Red is seen as a positive, stimulating color that stirs up passion and energy in those who see it. Conversely, it can be seen as
an aggressive color, so it should be used with a specific intention. In Asian cultures it is considered good luck! And it’s always
nice to add a bit of drama to liven up a space.
Red’s little sister is pink. This is considered more feminine, at least in spaces, not necessarily in fashion any more. When it’s a
bit more saturated, it becomes fuchsia, which is considered more of a power color. It is interesting, however, to know that
studies show that pink can be calming for around 30 minutes then make someone irritable for around 30 minutes and back
When Pantone, the world’s authority on color announced Living Coral as the color of the year, I knew a neutral base would be
the best way to showcase this bright hue, which is a warm, peachy orange with gold undertones. If you are going to use a
trendy color, I suggest accessorizing with it so you can replace it when it feels dated. For a larger impact, go ahead and paint a
wall. Paint is really so easy and inexpensive to redo, don’t be afraid!

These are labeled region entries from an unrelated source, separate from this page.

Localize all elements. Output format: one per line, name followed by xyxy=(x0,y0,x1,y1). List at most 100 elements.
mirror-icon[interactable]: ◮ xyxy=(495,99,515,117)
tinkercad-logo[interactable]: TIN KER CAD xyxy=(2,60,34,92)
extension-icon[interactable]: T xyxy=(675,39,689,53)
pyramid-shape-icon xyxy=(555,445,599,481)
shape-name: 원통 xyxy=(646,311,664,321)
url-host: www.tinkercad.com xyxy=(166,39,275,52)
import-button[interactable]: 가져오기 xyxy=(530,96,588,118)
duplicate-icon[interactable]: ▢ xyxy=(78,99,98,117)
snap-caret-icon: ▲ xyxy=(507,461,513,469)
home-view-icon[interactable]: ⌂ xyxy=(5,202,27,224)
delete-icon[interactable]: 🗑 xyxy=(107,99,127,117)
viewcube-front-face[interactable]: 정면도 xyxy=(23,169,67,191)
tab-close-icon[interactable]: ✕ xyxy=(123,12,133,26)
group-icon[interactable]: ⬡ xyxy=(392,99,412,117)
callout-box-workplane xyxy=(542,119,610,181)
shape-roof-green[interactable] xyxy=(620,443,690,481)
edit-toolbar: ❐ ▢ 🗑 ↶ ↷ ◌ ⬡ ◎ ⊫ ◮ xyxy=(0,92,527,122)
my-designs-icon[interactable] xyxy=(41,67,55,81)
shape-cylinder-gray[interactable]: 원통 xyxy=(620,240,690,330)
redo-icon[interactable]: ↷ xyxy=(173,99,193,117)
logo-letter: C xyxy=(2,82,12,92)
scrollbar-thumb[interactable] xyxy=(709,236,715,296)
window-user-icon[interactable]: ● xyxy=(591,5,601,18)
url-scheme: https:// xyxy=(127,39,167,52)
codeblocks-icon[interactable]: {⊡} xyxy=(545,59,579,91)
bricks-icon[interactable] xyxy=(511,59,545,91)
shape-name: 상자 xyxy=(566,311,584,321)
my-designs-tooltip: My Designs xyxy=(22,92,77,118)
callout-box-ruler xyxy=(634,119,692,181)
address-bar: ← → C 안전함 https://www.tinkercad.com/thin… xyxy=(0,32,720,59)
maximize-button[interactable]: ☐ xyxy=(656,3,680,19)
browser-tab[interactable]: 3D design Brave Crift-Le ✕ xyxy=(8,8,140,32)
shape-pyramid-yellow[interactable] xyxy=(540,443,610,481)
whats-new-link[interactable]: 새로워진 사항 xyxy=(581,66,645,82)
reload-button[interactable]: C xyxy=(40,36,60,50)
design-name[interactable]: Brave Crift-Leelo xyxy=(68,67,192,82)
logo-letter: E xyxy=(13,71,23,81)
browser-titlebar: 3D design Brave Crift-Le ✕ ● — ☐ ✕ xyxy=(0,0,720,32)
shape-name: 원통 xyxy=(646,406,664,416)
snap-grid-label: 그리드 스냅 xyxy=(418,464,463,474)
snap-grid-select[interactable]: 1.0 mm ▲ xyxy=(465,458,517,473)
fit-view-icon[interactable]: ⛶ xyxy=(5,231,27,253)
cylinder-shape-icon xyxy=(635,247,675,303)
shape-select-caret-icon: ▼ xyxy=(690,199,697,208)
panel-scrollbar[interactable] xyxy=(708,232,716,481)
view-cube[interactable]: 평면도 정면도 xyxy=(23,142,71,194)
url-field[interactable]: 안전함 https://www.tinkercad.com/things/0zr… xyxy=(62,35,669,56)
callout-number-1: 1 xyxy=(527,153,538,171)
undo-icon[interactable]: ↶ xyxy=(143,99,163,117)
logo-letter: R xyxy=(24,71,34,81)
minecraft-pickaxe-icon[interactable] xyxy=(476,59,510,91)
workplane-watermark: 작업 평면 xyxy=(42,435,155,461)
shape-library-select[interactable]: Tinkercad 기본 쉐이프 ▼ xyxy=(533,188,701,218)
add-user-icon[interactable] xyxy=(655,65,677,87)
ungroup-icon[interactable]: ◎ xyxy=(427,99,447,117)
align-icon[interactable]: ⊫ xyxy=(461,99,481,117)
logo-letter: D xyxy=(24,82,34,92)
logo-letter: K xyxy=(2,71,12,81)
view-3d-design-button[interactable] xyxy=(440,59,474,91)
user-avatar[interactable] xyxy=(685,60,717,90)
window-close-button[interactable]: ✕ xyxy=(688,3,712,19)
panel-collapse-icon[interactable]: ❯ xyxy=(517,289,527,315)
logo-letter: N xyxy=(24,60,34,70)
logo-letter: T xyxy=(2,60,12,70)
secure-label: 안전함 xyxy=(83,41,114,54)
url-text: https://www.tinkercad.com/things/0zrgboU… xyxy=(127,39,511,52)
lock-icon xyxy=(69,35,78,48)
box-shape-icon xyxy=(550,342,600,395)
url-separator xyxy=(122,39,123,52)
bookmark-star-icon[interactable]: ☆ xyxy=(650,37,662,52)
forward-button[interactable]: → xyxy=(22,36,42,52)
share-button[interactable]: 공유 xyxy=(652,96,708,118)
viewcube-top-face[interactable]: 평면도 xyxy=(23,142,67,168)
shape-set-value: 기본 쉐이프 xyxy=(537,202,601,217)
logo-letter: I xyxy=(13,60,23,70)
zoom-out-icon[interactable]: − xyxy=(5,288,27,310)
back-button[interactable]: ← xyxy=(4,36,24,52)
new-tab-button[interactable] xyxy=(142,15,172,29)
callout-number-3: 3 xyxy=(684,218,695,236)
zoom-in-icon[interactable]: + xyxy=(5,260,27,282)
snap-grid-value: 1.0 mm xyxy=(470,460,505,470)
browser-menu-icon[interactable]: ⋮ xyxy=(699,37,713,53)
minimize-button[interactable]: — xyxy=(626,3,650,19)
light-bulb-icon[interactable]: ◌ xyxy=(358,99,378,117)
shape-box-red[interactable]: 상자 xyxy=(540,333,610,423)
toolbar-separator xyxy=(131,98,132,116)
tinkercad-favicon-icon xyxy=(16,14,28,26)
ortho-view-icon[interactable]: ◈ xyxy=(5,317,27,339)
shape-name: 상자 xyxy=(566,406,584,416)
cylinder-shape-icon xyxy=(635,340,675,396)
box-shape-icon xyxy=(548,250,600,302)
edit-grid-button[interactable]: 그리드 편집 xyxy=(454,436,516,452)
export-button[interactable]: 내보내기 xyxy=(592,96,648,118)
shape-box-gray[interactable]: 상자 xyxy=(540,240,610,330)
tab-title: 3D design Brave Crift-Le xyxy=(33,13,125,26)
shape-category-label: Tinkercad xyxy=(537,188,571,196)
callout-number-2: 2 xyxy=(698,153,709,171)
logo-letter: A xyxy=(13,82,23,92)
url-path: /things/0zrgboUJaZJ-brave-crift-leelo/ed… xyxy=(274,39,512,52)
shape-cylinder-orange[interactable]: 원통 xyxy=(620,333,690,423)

I have grown to absolutely love yellow myself. It is a cheerful and positive color that brightens a dark space and brings in that
feeling of sunshine and happiness. I do notice that clients tend to shy away from it because it is a strong color and it takes
some convincing to understand how to use it. Just like Van Gogh’s Lilies focuses on the blues of the flower, they would not
stand out the way they do if it weren’t for the yellow. Appropriate use of color is not just the use of one color but the way in
which colors—and even textures—combine to create an overall aesthetic.
Blue is another favorite for interior spaces. It reminds us of the ocean, the sky; nature in general. Clients find that to be
exceptionally restful. Blue is considered to inspire trust and safety. That’s why lots of banks and even politicians use it
frequently. When the tone becomes a spa blue, it really comes across as a peaceful respite from the hectic world.
Purple and fuchsias are traditionally the color of royalty and majesty, and symbolize opulence and luxury. I find my clients
either love it or hate it! When mixed with dusky neutrals, it has the ability to transform spaces overflowing with
sophistication and luxury.
Then we have neutrals, which I have noticed typically polarize my clients into either warm or cool contingencies. I love the
subtle tension created by blending the two, which adds more depth to a space.
Grays have saturated the decorating market for the last few years. I like to counter this fad-like following by using more
sophisticated tones of grey such as truffle or mushroom. It’s classic and plays well with any accent desired.
My most favorite color, or noncolor, is white. White reflects all light waves so technically it’s an all-color. I find it to be very sophisticated, as it relies on the use of other design principles to make it a strong design. When the palette takes a back seat to design, you notice texture, scale, balance and other more complicated design elements to carry your aesthetic statement.
And then we have black—the color of Manhattan, pure sophistication and sexiness. Strong and bold, everything is sleeker and more fabulous in black.